In an interview with Game Informer, Slaczka explained that rising game budgets are making the traditional $60 price-point untenable for most developers. He argues that during the last console generation, development costs were low enough to allow games that don't sell amazingly well to make money, but now we're in the age of HDR lighting, fancy shader effects and bump-mapped everything, games have to sell millions to make back their vastly inflated budgets.
"It's just insane. If you aren't going to be a mega hit at $60, you might as well give up before you even try, because it's tens of millions down the hole," he said.

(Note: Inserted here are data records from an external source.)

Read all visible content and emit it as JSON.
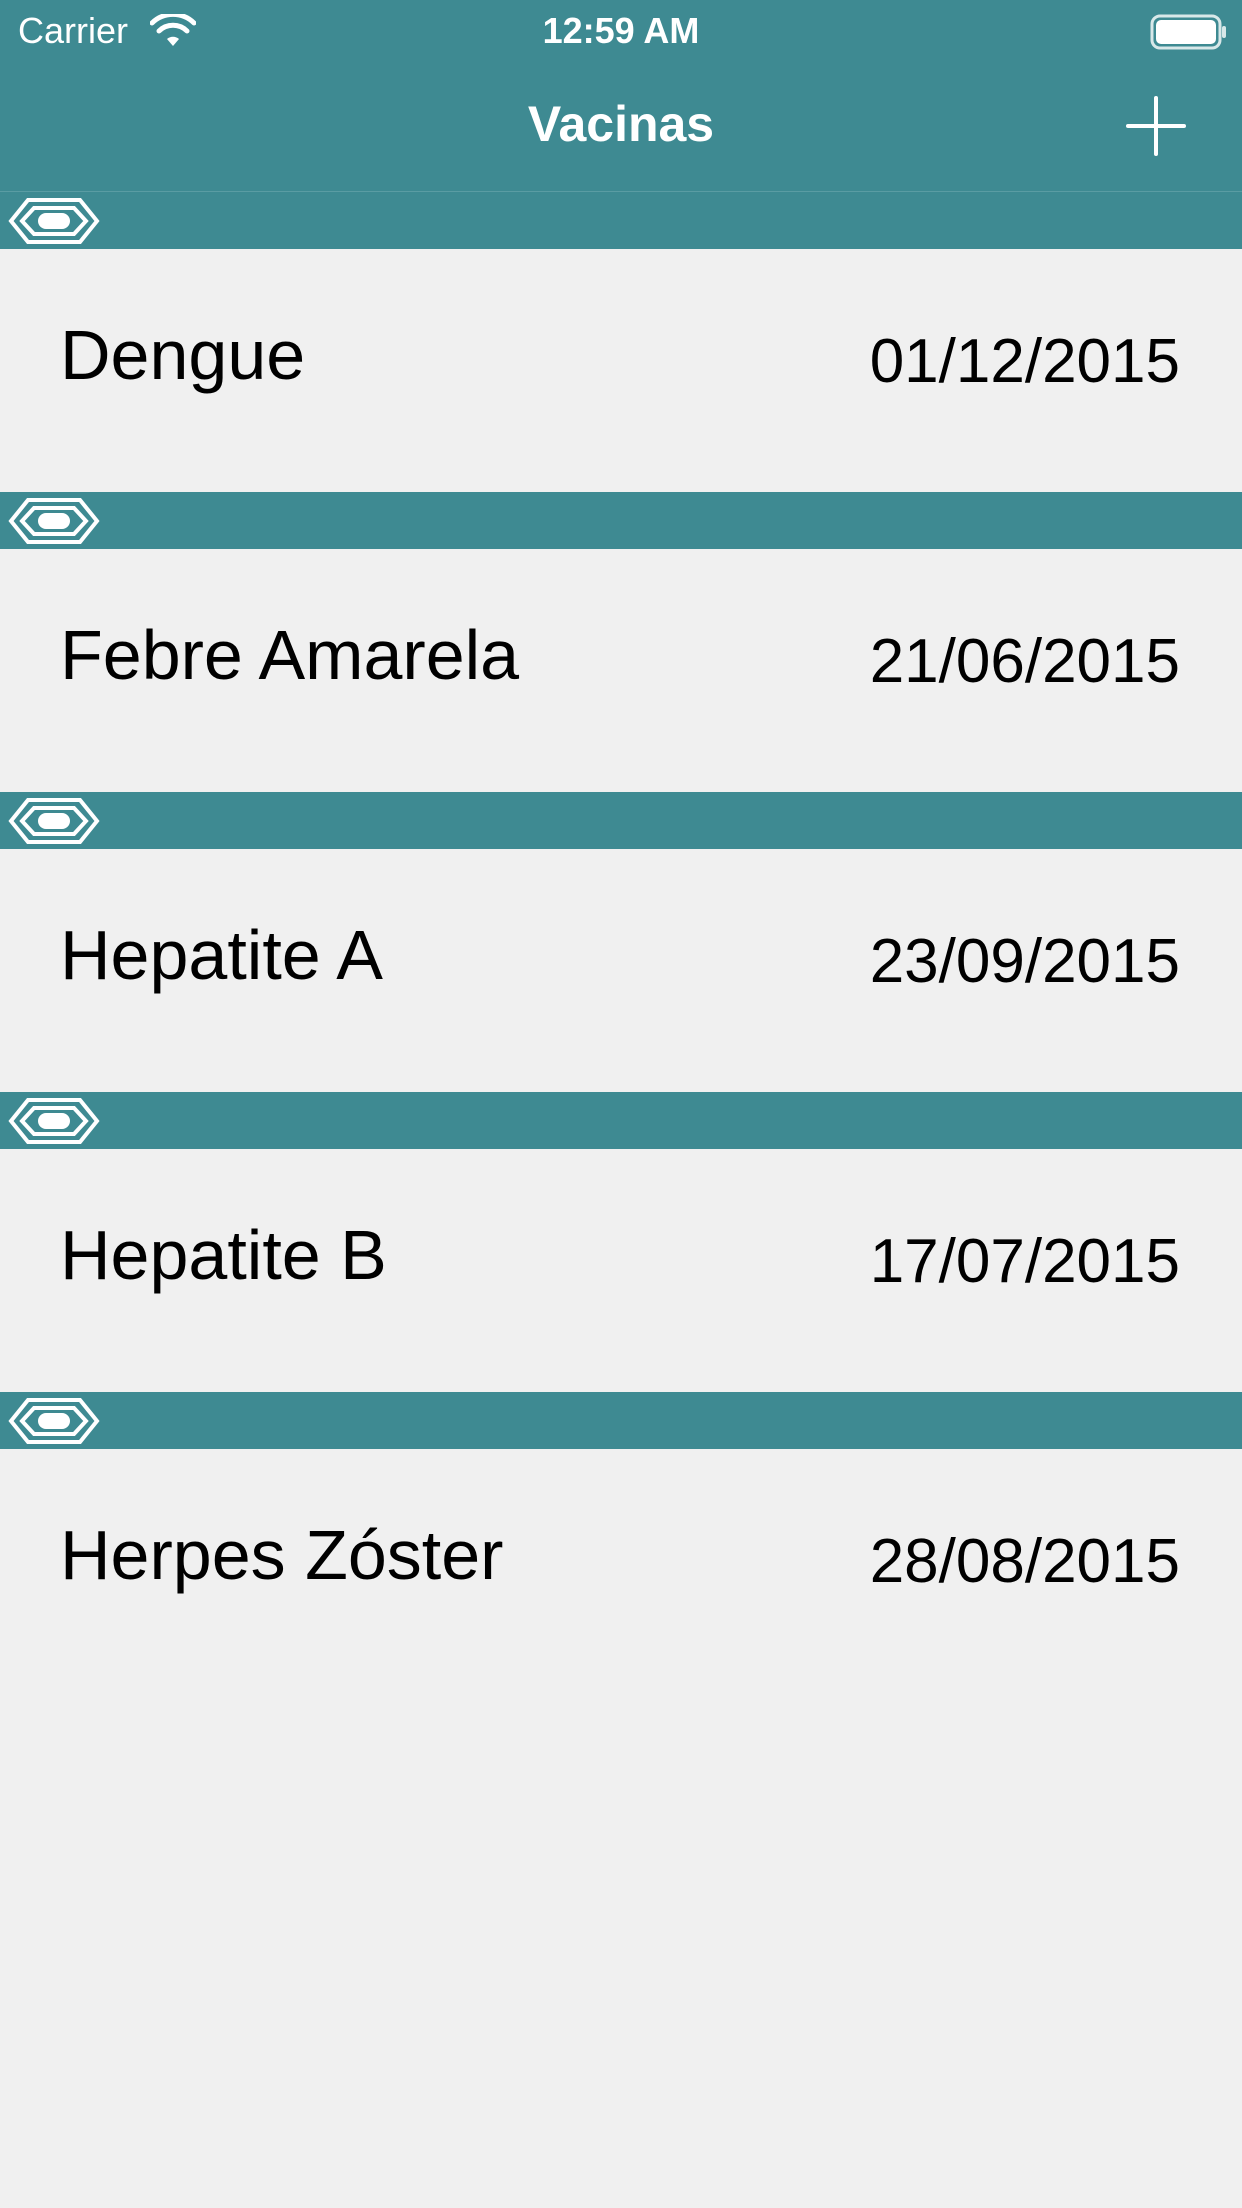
{
  "colors": {
    "brand": "#3e8a92",
    "background": "#f0f0f0",
    "text": "#000000",
    "bar_text": "#ffffff"
  },
  "status_bar": {
    "carrier": "Carrier",
    "time": "12:59 AM",
    "wifi_icon": "wifi-icon",
    "battery_icon": "battery-icon"
  },
  "nav": {
    "title": "Vacinas",
    "add_icon": "plus-icon"
  },
  "vaccines": [
    {
      "name": "Dengue",
      "date": "01/12/2015"
    },
    {
      "name": "Febre Amarela",
      "date": "21/06/2015"
    },
    {
      "name": "Hepatite A",
      "date": "23/09/2015"
    },
    {
      "name": "Hepatite B",
      "date": "17/07/2015"
    },
    {
      "name": "Herpes Zóster",
      "date": "28/08/2015"
    }
  ]
}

Slaczka reckons that a game that doesn't sell at $60, might just sell at $40 and that making a sale at a reduced price trumps not making a sale at all. He uses THQ's recent FPS flop Homefront as an example, claiming that the game failed to meet THQ's sales projections not because it was terrible, but because the completion at the full retail price point was too fierce. "As a consumer, why would I want to play an okay FPS when I can play a bunch of great FPS titles for the same price? And that's what the consumers did," he said.
"But what if you could rent Homefront for $4.99 for 24 hours from your console?" he continued. What if Homefront was only $30 dollars upfront for the single player and if you liked it you could buy the multiplayer for an additional $30?"
"All of the sudden it's not a binary purchase option anymore."